テキスト紹介


1.は じ め に

 岩手県の高校教師です。県北小規模校での新採用時代、生徒は講義方式には一切興味を示さず、授業が全く成立しない状況が続いた。何とか授業に変化をもたらし、目や耳や体を使う授業ができないものかと考えていた。1時間の授業に(導入 → 展開 → まとめ)があるように、一つの単元学習の中に導入だけの時間、まとめだけの時間があっても良いのでは…。そこで、作業とか読み物とか視聴覚教材を開発し、1時間毎の授業形態に変化を持たせる「単元学習の構造化」に取り組んでみた。

 そんな折、生物談話会という自主サークルを通じ、「モジュール式教育」を知る機会に恵まれた。文部省科学研究費特定研究の一環として、国立教育研究所が開発した授業形態で、その現場試行という形でたまたま参加できた。しかし、残念ながらそのテキストは難解であり、あまり面白いものではなかった。その方式も徹底した個別指導であり、実際の高校現場では無理な面があった。そこで、独自の方式に発展させ、テキストも親しみやすいものを開発した。

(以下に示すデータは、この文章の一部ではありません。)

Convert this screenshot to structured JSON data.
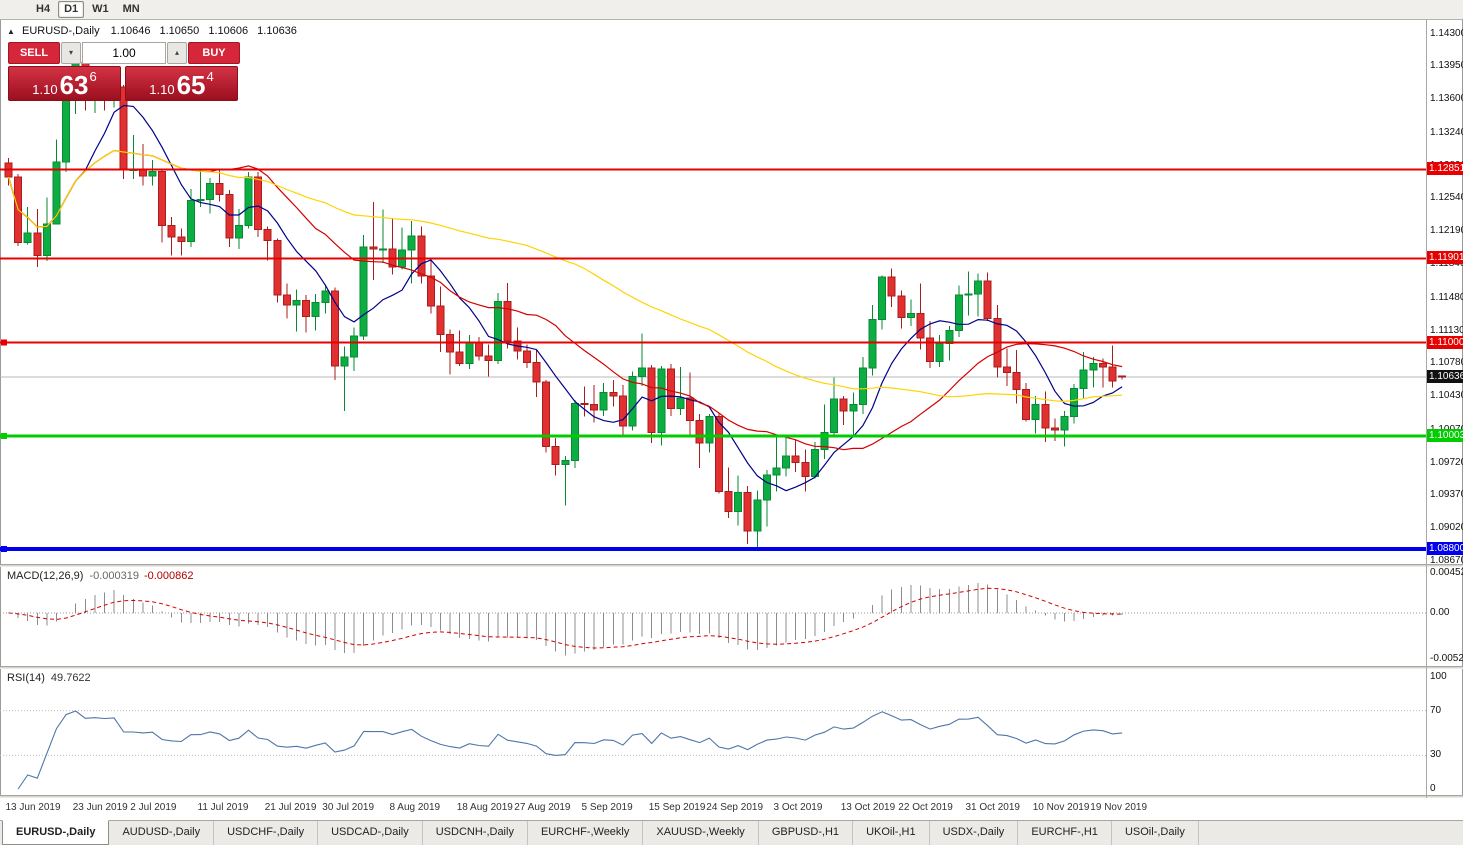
{
  "toolbar": {
    "timeframes": [
      "H4",
      "D1",
      "W1",
      "MN"
    ],
    "active": "D1"
  },
  "chart_header": {
    "symbol": "EURUSD-,Daily",
    "ohlc": {
      "open": "1.10646",
      "high": "1.10650",
      "low": "1.10606",
      "close": "1.10636"
    }
  },
  "trade_panel": {
    "sell_label": "SELL",
    "buy_label": "BUY",
    "lot_value": "1.00",
    "sell_price": {
      "prefix": "1.10",
      "big": "63",
      "sup": "6"
    },
    "buy_price": {
      "prefix": "1.10",
      "big": "65",
      "sup": "4"
    }
  },
  "tabs": {
    "active": "EURUSD-,Daily",
    "items": [
      "EURUSD-,Daily",
      "AUDUSD-,Daily",
      "USDCHF-,Daily",
      "USDCAD-,Daily",
      "USDCNH-,Daily",
      "EURCHF-,Weekly",
      "XAUUSD-,Weekly",
      "GBPUSD-,H1",
      "UKOil-,H1",
      "USDX-,Daily",
      "EURCHF-,H1",
      "USOil-,Daily"
    ]
  },
  "chart_data": {
    "type": "candlestick",
    "title": "EURUSD-,Daily",
    "ylim": [
      1.0868,
      1.1436
    ],
    "price_axis_ticks": [
      "1.14300",
      "1.13950",
      "1.13600",
      "1.13240",
      "1.12890",
      "1.12540",
      "1.12190",
      "1.11840",
      "1.11480",
      "1.11130",
      "1.10780",
      "1.10430",
      "1.10070",
      "1.09720",
      "1.09370",
      "1.09020",
      "1.08670"
    ],
    "current_price": {
      "value": 1.10636,
      "label": "1.10636",
      "color": "#111111",
      "line_color": "#b8b8b8"
    },
    "levels": [
      {
        "price": 1.12851,
        "label": "1.12851",
        "color": "#e60000",
        "width": 2,
        "anchor": false
      },
      {
        "price": 1.11901,
        "label": "1.11901",
        "color": "#e60000",
        "width": 2,
        "anchor": false
      },
      {
        "price": 1.11,
        "label": "1.11000",
        "color": "#e60000",
        "width": 2,
        "anchor": true
      },
      {
        "price": 1.10003,
        "label": "1.10003",
        "color": "#00cc00",
        "width": 3,
        "anchor": true
      },
      {
        "price": 1.088,
        "label": "1.08800",
        "color": "#0000ee",
        "width": 4,
        "anchor": true
      }
    ],
    "up_color": "#0cae43",
    "up_border": "#078a33",
    "down_color": "#e23030",
    "down_border": "#a81e1e",
    "moving_averages": [
      {
        "period": 8,
        "color": "#00008b"
      },
      {
        "period": 21,
        "color": "#d40000"
      },
      {
        "period": 55,
        "color": "#ffd400"
      }
    ],
    "date_ticks": [
      {
        "bar": 0,
        "label": "13 Jun 2019"
      },
      {
        "bar": 7,
        "label": "23 Jun 2019"
      },
      {
        "bar": 13,
        "label": "2 Jul 2019"
      },
      {
        "bar": 20,
        "label": "11 Jul 2019"
      },
      {
        "bar": 27,
        "label": "21 Jul 2019"
      },
      {
        "bar": 33,
        "label": "30 Jul 2019"
      },
      {
        "bar": 40,
        "label": "8 Aug 2019"
      },
      {
        "bar": 47,
        "label": "18 Aug 2019"
      },
      {
        "bar": 53,
        "label": "27 Aug 2019"
      },
      {
        "bar": 60,
        "label": "5 Sep 2019"
      },
      {
        "bar": 67,
        "label": "15 Sep 2019"
      },
      {
        "bar": 73,
        "label": "24 Sep 2019"
      },
      {
        "bar": 80,
        "label": "3 Oct 2019"
      },
      {
        "bar": 87,
        "label": "13 Oct 2019"
      },
      {
        "bar": 93,
        "label": "22 Oct 2019"
      },
      {
        "bar": 100,
        "label": "31 Oct 2019"
      },
      {
        "bar": 107,
        "label": "10 Nov 2019"
      },
      {
        "bar": 113,
        "label": "19 Nov 2019"
      }
    ],
    "candles": [
      [
        1.1292,
        1.1297,
        1.1268,
        1.1277
      ],
      [
        1.1277,
        1.128,
        1.1203,
        1.1207
      ],
      [
        1.1207,
        1.1245,
        1.1205,
        1.1217
      ],
      [
        1.1217,
        1.1243,
        1.1181,
        1.1193
      ],
      [
        1.1193,
        1.1255,
        1.1187,
        1.1227
      ],
      [
        1.1227,
        1.1317,
        1.1226,
        1.1293
      ],
      [
        1.1293,
        1.1378,
        1.1282,
        1.1369
      ],
      [
        1.1369,
        1.1412,
        1.1344,
        1.1399
      ],
      [
        1.1399,
        1.1403,
        1.1348,
        1.1367
      ],
      [
        1.1367,
        1.1391,
        1.1345,
        1.1372
      ],
      [
        1.1372,
        1.1388,
        1.1348,
        1.1368
      ],
      [
        1.1368,
        1.1394,
        1.1351,
        1.1373
      ],
      [
        1.1373,
        1.1375,
        1.1275,
        1.1285
      ],
      [
        1.1285,
        1.1322,
        1.1275,
        1.1285
      ],
      [
        1.1285,
        1.1312,
        1.1268,
        1.1278
      ],
      [
        1.1278,
        1.1295,
        1.1268,
        1.1283
      ],
      [
        1.1283,
        1.1286,
        1.1207,
        1.1225
      ],
      [
        1.1225,
        1.1234,
        1.1193,
        1.1213
      ],
      [
        1.1213,
        1.1222,
        1.1193,
        1.1208
      ],
      [
        1.1208,
        1.1264,
        1.1202,
        1.1252
      ],
      [
        1.1252,
        1.1286,
        1.1245,
        1.1253
      ],
      [
        1.1253,
        1.1276,
        1.1238,
        1.127
      ],
      [
        1.127,
        1.1285,
        1.1251,
        1.1258
      ],
      [
        1.1258,
        1.1263,
        1.1202,
        1.1212
      ],
      [
        1.1212,
        1.1243,
        1.12,
        1.1225
      ],
      [
        1.1225,
        1.1282,
        1.1222,
        1.1277
      ],
      [
        1.1277,
        1.1282,
        1.1213,
        1.1221
      ],
      [
        1.1221,
        1.1224,
        1.1188,
        1.1209
      ],
      [
        1.1209,
        1.1211,
        1.1143,
        1.1151
      ],
      [
        1.1151,
        1.1163,
        1.1126,
        1.114
      ],
      [
        1.114,
        1.1157,
        1.1112,
        1.1145
      ],
      [
        1.1145,
        1.1151,
        1.1111,
        1.1128
      ],
      [
        1.1128,
        1.1152,
        1.1113,
        1.1143
      ],
      [
        1.1143,
        1.1162,
        1.1131,
        1.1155
      ],
      [
        1.1155,
        1.1159,
        1.106,
        1.1075
      ],
      [
        1.1075,
        1.1096,
        1.1027,
        1.1085
      ],
      [
        1.1085,
        1.1116,
        1.107,
        1.1107
      ],
      [
        1.1107,
        1.1215,
        1.1103,
        1.1202
      ],
      [
        1.1202,
        1.125,
        1.1167,
        1.12
      ],
      [
        1.12,
        1.1242,
        1.1185,
        1.12
      ],
      [
        1.12,
        1.1233,
        1.1173,
        1.1181
      ],
      [
        1.1181,
        1.1223,
        1.1178,
        1.1199
      ],
      [
        1.1199,
        1.123,
        1.1163,
        1.1214
      ],
      [
        1.1214,
        1.1224,
        1.1163,
        1.1171
      ],
      [
        1.1171,
        1.119,
        1.1131,
        1.1139
      ],
      [
        1.1139,
        1.116,
        1.109,
        1.1109
      ],
      [
        1.1109,
        1.1114,
        1.1066,
        1.109
      ],
      [
        1.109,
        1.1113,
        1.1075,
        1.1078
      ],
      [
        1.1078,
        1.1108,
        1.1072,
        1.11
      ],
      [
        1.11,
        1.1106,
        1.1081,
        1.1086
      ],
      [
        1.1086,
        1.1098,
        1.1064,
        1.1081
      ],
      [
        1.1081,
        1.1153,
        1.1077,
        1.1144
      ],
      [
        1.1144,
        1.1164,
        1.1094,
        1.1102
      ],
      [
        1.1102,
        1.1116,
        1.1082,
        1.1091
      ],
      [
        1.1091,
        1.1098,
        1.1073,
        1.1079
      ],
      [
        1.1079,
        1.1093,
        1.1042,
        1.1058
      ],
      [
        1.1058,
        1.106,
        1.0983,
        1.0989
      ],
      [
        1.0989,
        1.0998,
        1.0958,
        1.097
      ],
      [
        1.097,
        1.0979,
        1.0926,
        1.0974
      ],
      [
        1.0974,
        1.1039,
        1.0966,
        1.1035
      ],
      [
        1.1035,
        1.1053,
        1.1021,
        1.1034
      ],
      [
        1.1034,
        1.1055,
        1.1015,
        1.1028
      ],
      [
        1.1028,
        1.1057,
        1.1022,
        1.1047
      ],
      [
        1.1047,
        1.106,
        1.1032,
        1.1043
      ],
      [
        1.1043,
        1.1055,
        1.0999,
        1.1011
      ],
      [
        1.1011,
        1.1069,
        1.1006,
        1.1064
      ],
      [
        1.1064,
        1.111,
        1.1054,
        1.1073
      ],
      [
        1.1073,
        1.1076,
        1.0993,
        1.1004
      ],
      [
        1.1004,
        1.1075,
        1.099,
        1.1072
      ],
      [
        1.1072,
        1.1077,
        1.1022,
        1.103
      ],
      [
        1.103,
        1.1074,
        1.1023,
        1.1041
      ],
      [
        1.1041,
        1.1068,
        1.0999,
        1.1017
      ],
      [
        1.1017,
        1.1024,
        1.0966,
        1.0993
      ],
      [
        1.0993,
        1.1024,
        1.0983,
        1.1021
      ],
      [
        1.1021,
        1.1025,
        1.0939,
        1.0941
      ],
      [
        1.0941,
        1.0967,
        1.0913,
        1.092
      ],
      [
        1.092,
        1.0958,
        1.0905,
        1.094
      ],
      [
        1.094,
        1.0947,
        1.0885,
        1.0899
      ],
      [
        1.0899,
        1.0942,
        1.0879,
        1.0932
      ],
      [
        1.0932,
        1.0964,
        1.0904,
        1.0959
      ],
      [
        1.0959,
        1.0999,
        1.0941,
        1.0966
      ],
      [
        1.0966,
        1.1,
        1.0957,
        1.0979
      ],
      [
        1.0979,
        1.0996,
        1.0962,
        1.0972
      ],
      [
        1.0972,
        1.0986,
        1.0941,
        1.0957
      ],
      [
        1.0957,
        1.0994,
        1.0955,
        1.0986
      ],
      [
        1.0986,
        1.1034,
        1.0976,
        1.1004
      ],
      [
        1.1004,
        1.1063,
        1.1002,
        1.104
      ],
      [
        1.104,
        1.1043,
        1.1012,
        1.1027
      ],
      [
        1.1027,
        1.1047,
        1.1001,
        1.1034
      ],
      [
        1.1034,
        1.1085,
        1.1024,
        1.1073
      ],
      [
        1.1073,
        1.114,
        1.1065,
        1.1125
      ],
      [
        1.1125,
        1.1172,
        1.1114,
        1.117
      ],
      [
        1.117,
        1.1179,
        1.1138,
        1.115
      ],
      [
        1.115,
        1.1156,
        1.1115,
        1.1127
      ],
      [
        1.1127,
        1.1146,
        1.1118,
        1.1131
      ],
      [
        1.1131,
        1.1163,
        1.1093,
        1.1105
      ],
      [
        1.1105,
        1.1123,
        1.1073,
        1.108
      ],
      [
        1.108,
        1.1108,
        1.1074,
        1.1099
      ],
      [
        1.1099,
        1.1118,
        1.1081,
        1.1113
      ],
      [
        1.1113,
        1.1161,
        1.1106,
        1.1151
      ],
      [
        1.1151,
        1.1176,
        1.1129,
        1.1152
      ],
      [
        1.1152,
        1.1174,
        1.1128,
        1.1166
      ],
      [
        1.1166,
        1.1175,
        1.1123,
        1.1126
      ],
      [
        1.1126,
        1.114,
        1.1063,
        1.1074
      ],
      [
        1.1074,
        1.1094,
        1.1054,
        1.1068
      ],
      [
        1.1068,
        1.1092,
        1.1035,
        1.105
      ],
      [
        1.105,
        1.1057,
        1.1016,
        1.1018
      ],
      [
        1.1018,
        1.1043,
        1.1003,
        1.1034
      ],
      [
        1.1034,
        1.1048,
        1.0994,
        1.1009
      ],
      [
        1.1009,
        1.1019,
        1.0995,
        1.1007
      ],
      [
        1.1007,
        1.1027,
        1.0989,
        1.1021
      ],
      [
        1.1021,
        1.1056,
        1.1014,
        1.1051
      ],
      [
        1.1051,
        1.109,
        1.1041,
        1.1071
      ],
      [
        1.1071,
        1.1085,
        1.1052,
        1.1078
      ],
      [
        1.1078,
        1.1083,
        1.1052,
        1.1074
      ],
      [
        1.1074,
        1.1097,
        1.1052,
        1.1059
      ],
      [
        1.10646,
        1.1065,
        1.10606,
        1.10636
      ]
    ],
    "indicators": {
      "macd": {
        "label": "MACD(12,26,9)",
        "value_main": "-0.000319",
        "value_signal": "-0.000862",
        "fast": 12,
        "slow": 26,
        "smoothing": 9,
        "ylim": [
          -0.0052205,
          0.0045236
        ],
        "axis_ticks": [
          "0.0045236",
          "0.00",
          "-0.0052205"
        ],
        "histogram_color": "#8c8c8c",
        "signal_color": "#d00000"
      },
      "rsi": {
        "label": "RSI(14)",
        "value_text": "49.7622",
        "period": 14,
        "ylim": [
          0,
          100
        ],
        "axis_ticks": [
          "100",
          "70",
          "30",
          "0"
        ],
        "level_lines": [
          70,
          30
        ],
        "color": "#4f76a8"
      }
    }
  }
}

 その後、使い方が分からないとの声もあり、授業の記録を残すべき時期とも考え、10年かけて指導書づくりに取り組んだ。また実験関係や視聴覚関係の資料等も膨大になり、それらを含めた形で 「モジュール式生物教育-私の生物教育-」 (テキスト編、指導書編、実験書編、資料集編)が平成12年に完成した。

2.テキストの種類

 授業の構造化に取り組み、30年ほどかけて完成した生物教育の全テキストを紹介します。

<分冊版>
 テキスト集と指導書を単元毎にまとめた。